Through the Cougar Changemaker Committee, students can apply for $5,000 grants to pilot sustainability projects, such as starting a composting program and replacing gas-powered blowers with electric ones.
“It’s all about community and connection,” Doherty says. “We help people see where resources can go, who might need them and when.”
Don’t be a ‘Wish-Cycler’
‘Wish-cycling’ – throwing in items that can’t be recycled – makes recycling more expensive. Basically, any metal, plastic or paper container can be recycled (labels are OK), along with clean paper, magazines and clean cardboard. No greasy pizza boxes, soft plastics/film or store receipts! When in doubt, throw it out.

At TD Arena, The Budd Group moves material out of the facility; CSD staff pulls recycling and triage contamination.
“If it’s really contaminated, it goes to the landfill. Otherwise, we sort and send it to the County Materials Recovery Facility; they sort again,” says Doherty, adding that the College runs a separate cardboard program, often sending directly to Sunoco, which pays for the material. “We oversee dumpster pickups. My goal is fewer pickups because we’re sending less waste.”
Killen’s purview now extends beyond bins. As director since May 2024, she’s reworking the College’s Sustainability Action Plan (originally written in 2021) so academics and operations are woven through every pillar – Materials Management, Climate Resilience and Empowerment – rather than siloed.
“We’re reimagining the academic pillar and sprinkling it throughout,” she says. “We want faculty prepared to teach these topics, making sure research is available, all while we build operational systems. And we’re reestablishing the Committee on Sustainability to bring voices together from across campus. Sustainability shouldn’t ‘live’ in Facilities. Our whole community has a role.”
Every three years, the College submits an AASHE (Association for the Advancement of Sustainability in Higher Education) STARS report, measuring academics, operations, planning, administration and engagement. The next one is due in March.
“We’ve been collecting data since early fall,” says Killen. “My goal is Gold this year. I think we can get there; now it’s about documentation and making sure systems exist to track it.”
Time in the Sun

Next up is more solar energy on campus.
“We have a solar pavilion,” says Killen. “How do we scale that to impact our campus energy demand? New buildings are easier. We’re diving into grants now to bring money in the door.”
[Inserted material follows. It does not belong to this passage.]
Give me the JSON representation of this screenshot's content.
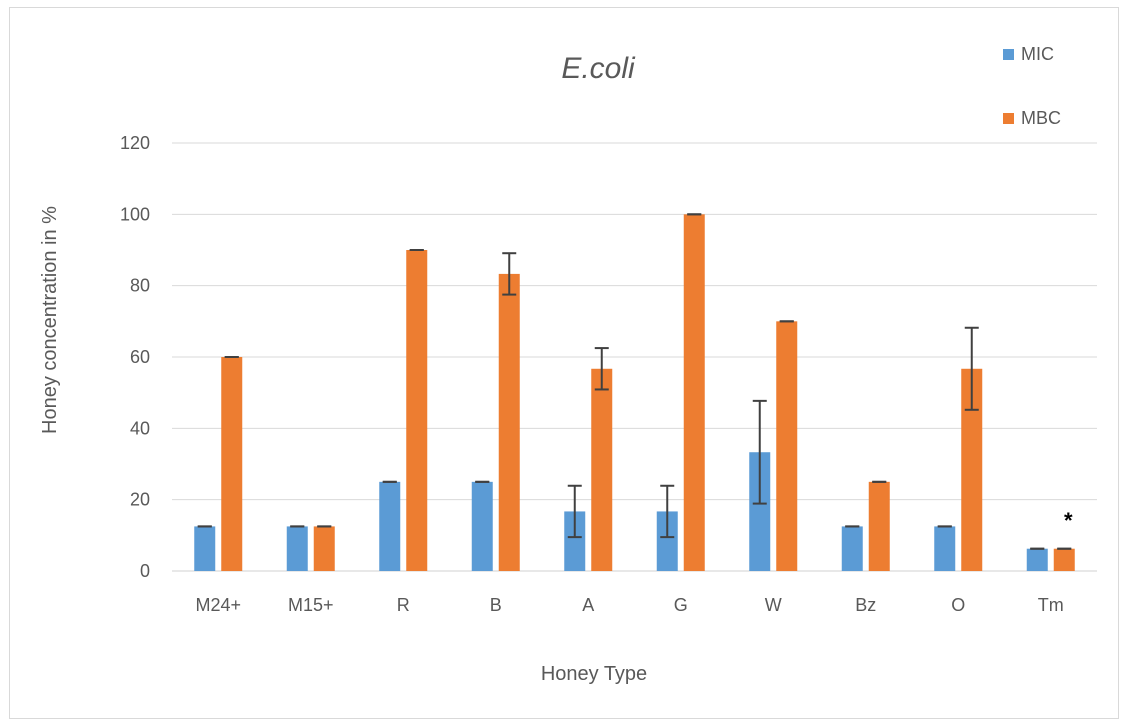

Seventeen bins at TD Arena begat the 47 at Patriots Points and a whole lot more, from green games to cross-campus committees and STARS tracking, from student-driven micro-grants to culture-shaping programs in dining, composting and the circular economy.
“The world is changing whether we want to realize it or not,” Killen said in 2022. “It’s our last chance to do something about it – environmentally, economically or socially. The question is figuring out the best way to take action and create change.”